Most students in grades kindergarten through 12 have access to foods and beverages during the school day outside the federal school meal programs, which are called competitive foods. At the time of this study, competitive foods were subject to minimal federal nutrition standards, but states could implement additional standards. This analysis examined the association between school nutrition practices and alignment of state policies with Institute of Medicine recommendations (IOM Standards).

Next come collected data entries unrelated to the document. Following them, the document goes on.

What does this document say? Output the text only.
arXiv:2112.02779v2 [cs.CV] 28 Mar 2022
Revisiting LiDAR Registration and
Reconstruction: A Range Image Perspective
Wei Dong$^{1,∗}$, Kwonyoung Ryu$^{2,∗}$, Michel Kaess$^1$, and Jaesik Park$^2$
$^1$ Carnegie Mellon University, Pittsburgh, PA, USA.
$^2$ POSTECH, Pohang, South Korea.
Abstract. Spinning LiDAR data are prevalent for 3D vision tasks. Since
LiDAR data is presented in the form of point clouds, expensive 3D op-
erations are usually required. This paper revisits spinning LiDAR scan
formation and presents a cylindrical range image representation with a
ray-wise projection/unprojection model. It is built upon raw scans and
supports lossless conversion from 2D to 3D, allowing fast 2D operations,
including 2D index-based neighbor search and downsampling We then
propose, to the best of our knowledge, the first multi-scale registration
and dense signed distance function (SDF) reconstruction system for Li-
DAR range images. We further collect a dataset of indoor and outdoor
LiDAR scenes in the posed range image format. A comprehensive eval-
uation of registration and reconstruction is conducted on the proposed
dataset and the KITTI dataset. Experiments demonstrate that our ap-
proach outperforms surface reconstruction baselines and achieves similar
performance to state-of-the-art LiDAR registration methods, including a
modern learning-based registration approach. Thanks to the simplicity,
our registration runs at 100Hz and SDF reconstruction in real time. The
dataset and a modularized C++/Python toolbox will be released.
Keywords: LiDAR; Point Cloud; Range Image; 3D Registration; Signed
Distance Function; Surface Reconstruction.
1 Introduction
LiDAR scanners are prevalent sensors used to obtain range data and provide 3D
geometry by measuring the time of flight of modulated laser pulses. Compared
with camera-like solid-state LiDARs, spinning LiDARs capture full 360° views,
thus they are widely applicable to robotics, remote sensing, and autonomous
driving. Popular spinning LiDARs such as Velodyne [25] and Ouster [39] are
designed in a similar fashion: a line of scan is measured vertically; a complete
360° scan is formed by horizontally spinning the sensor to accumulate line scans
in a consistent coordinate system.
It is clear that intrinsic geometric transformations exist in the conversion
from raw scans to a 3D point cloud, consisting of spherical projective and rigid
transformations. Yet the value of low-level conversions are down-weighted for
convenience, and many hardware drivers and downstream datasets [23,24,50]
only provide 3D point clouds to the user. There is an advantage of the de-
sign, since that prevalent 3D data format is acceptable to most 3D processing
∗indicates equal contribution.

For this analysis researchers used data from the Centers for Disease Control and Prevention’s (CDC’s) report, Competitive Foods and Beverages in US Schools: A State Policy Analysis and CDC’s 2010 School Health Profiles (Profiles) survey to examine descriptive associations between state policies for competitive foods and school nutrition practices. Researchers found that access to chocolate candy, soda pop, sports drinks, and caffeinated foods or beverages was lower in schools in states with policies more closely aligned with IOM Standards. No association was found for access to fruits or nonfried vegetables.
Research: The Relationship Between State Policies for Competitive Foods and School Nutrition Practices in the United States, Caitlin L. Merlo, MPH, RD; Emily O’Malley Olsen, MSPH; Mara Galic, MHSc, RD; Nancy D. Brener, PhD, Prev Chronic Dis (2014), DOI: 10.5888/pcd11.130216.